Шуань молчал; он прекрасно знал, что кроме мягкой психотерапии есть и жестокая психохирургия. Больно, да? Но иначе опухоль души не удалишь.

— Во-вторых, — методично продолжал Хиллари. — Относительно того, что я кукол не знаю. Киборги, конечно, не спят, но им нужна энергия для жизнедеятельности и пищевая паста для возобновления покрытия. «Теплый» киборг нуждается в подзарядке каждые три месяца, а в еде, скажем так, два-три раза в неделю. Сложные имитационные модели предназначены для состоятельных потребителей, и обслуживание их стоит недешево. Скажем, смена батареи — сто пятьдесят бассов, брикет пасты — восемь бассов. Итого — пять тысяч в год на всю «семью», с которой ты общался; это без одежды, жилья и ремонта…

Габар втянул голову в плечи — его отец в год зарабатывал 2710, брат Гаятун — 1970, мать — 1560, и на эти деньги жила семья из шести яунджи. Но Хиллари не собирался его щадить.

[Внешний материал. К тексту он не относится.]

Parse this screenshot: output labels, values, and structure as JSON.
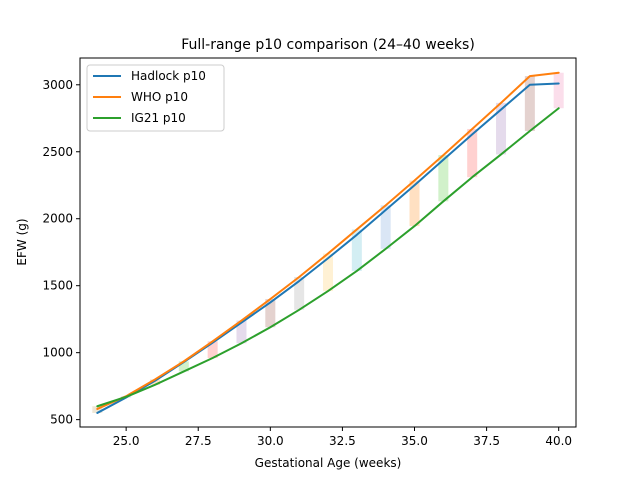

— …и все это они наворовали. Неплохая результативность. То, что они излишки отдают наркоманам, — это просто отработка Первого Закона, заданная программа. А еще комплектующие на замену… Габар, ты сам монтажник, ты им цену знаешь. Ты видел в «Роботехе», сколько стоят запчасти для киборгов? — Габар убито кивнул. Он к тем прилавкам не осмеливался и приближаться. Фантастические цены. Он и воровать-то начал, потому что цены на запчасти были очень высокие, а когда у тебя внутри все горит жаждой работы, нет сил терпеть три месяца, пока скопишь нужную сумму. Хочется быстрее, быстрее… А голос неумолимо продолжал:

— …они не работают, только воруют. Потрошат банкоматы, крадут кредитки, взламывают счета — разумеется, самые незащищенные счета, значит — рядовых обыкновенных людей, таких, как твои соседи. Киборги с ЦФ-5, ЦФ-6 ведут паразитический образ жизни. Создатель ЦФ-3, Святой Аскет, проклял «отцов» и порвал с Банш из-за этого. Киборги с ЦФ-3, отчасти с ЦФ-4 не воровали, а пытались честно работать, торговать. Но они теперь редко встречаются; жить за чужой счет куда как легче.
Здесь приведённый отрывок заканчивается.